Beurteilungsfehler in Personalgesprächen, Wahrnehmung, Fehler, Täuschung, Personalberatung

Bei der Beurteilung der Leistungen und des Verhaltens von Mitarbeitern oder Menschen allgemein, kann es zu Beurteilungsfehlern kommen. Diese können ihre Ursachen u. a. in einer verzerrten Wahrnehmung, in der Person die beurteilt oder auch in Effekten des sozialen Miteinanders haben. Ziel sollte es natürlich sein, Beurteilungsfehler in Personalgesprächen weitestgehend zu vermeiden, dass dieses Ziel wahrscheinlich nie zu einhundert Prozent erreicht werden kann steht außer Frage.
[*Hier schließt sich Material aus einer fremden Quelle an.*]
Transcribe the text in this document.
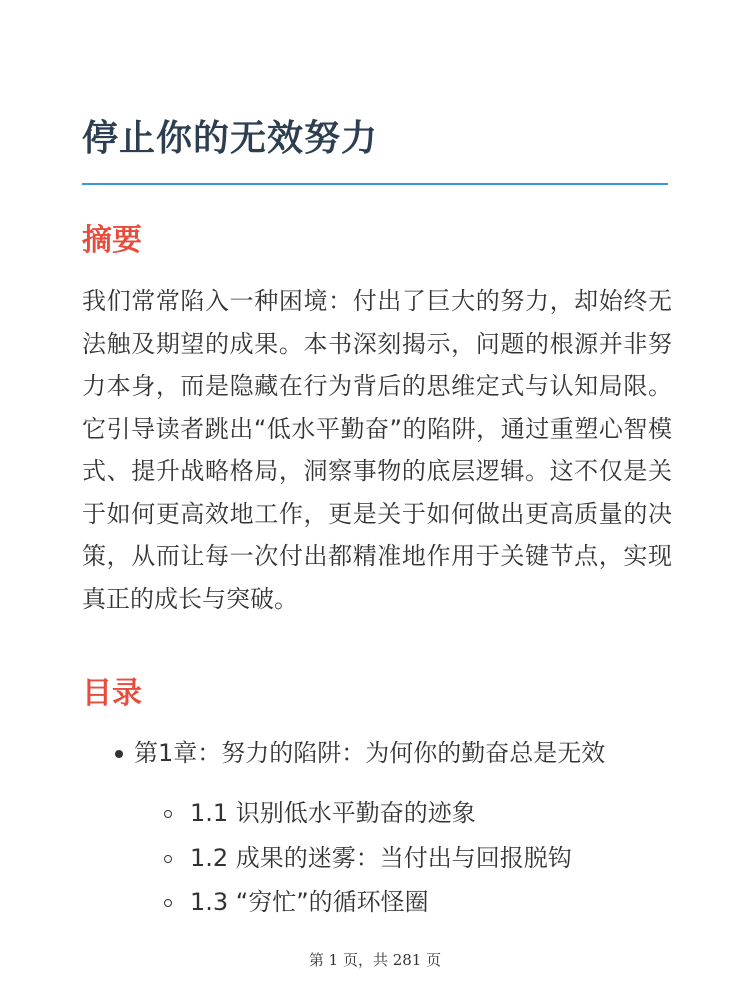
停止你的无效努力
摘要

我们常常陷入一种困境：付出了巨大的努力，却始终无法触及期望的成果。本书深刻揭示，问题的根源并非努力本身，而是隐藏在行为背后的思维定式与认知局限。它引导读者跳出“低水平勤奋”的陷阱，通过重塑心智模式、提升战略格局，洞察事物的底层逻辑。这不仅是关于如何更高效地工作，更是关于如何做出更高质量的决策，从而让每一次付出都精准地作用于关键节点，实现真正的成长与突破。

目录
第1章：努力的陷阱：为何你的勤奋总是无效
1.1 识别低水平勤奋的迹象
1.2 成果的迷雾：当付出与回报脱钩
1.3 “穷忙”的循环怪圈
第 1 页，共 281 页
Die Kenntnis von Beurteilungsfehlern versetzt die beurteilende Person (meist ja die unmittelbare Führungspersönlichkeit) allerdings in die Lage, diese Fehlerquellen in Personalgesprächen zu verringern.

Ziel sollte es also sein, Fehler bei der Beurteilung von Mitarbeitern zu vermeiden, um so zu einer „gerechteren“ und letztlich auch wirklich motivierenden Leistungsbeurteilung von Mitarbeitern zu gelangen.

1. Blendende Eigenschafen (Halo-Effekt)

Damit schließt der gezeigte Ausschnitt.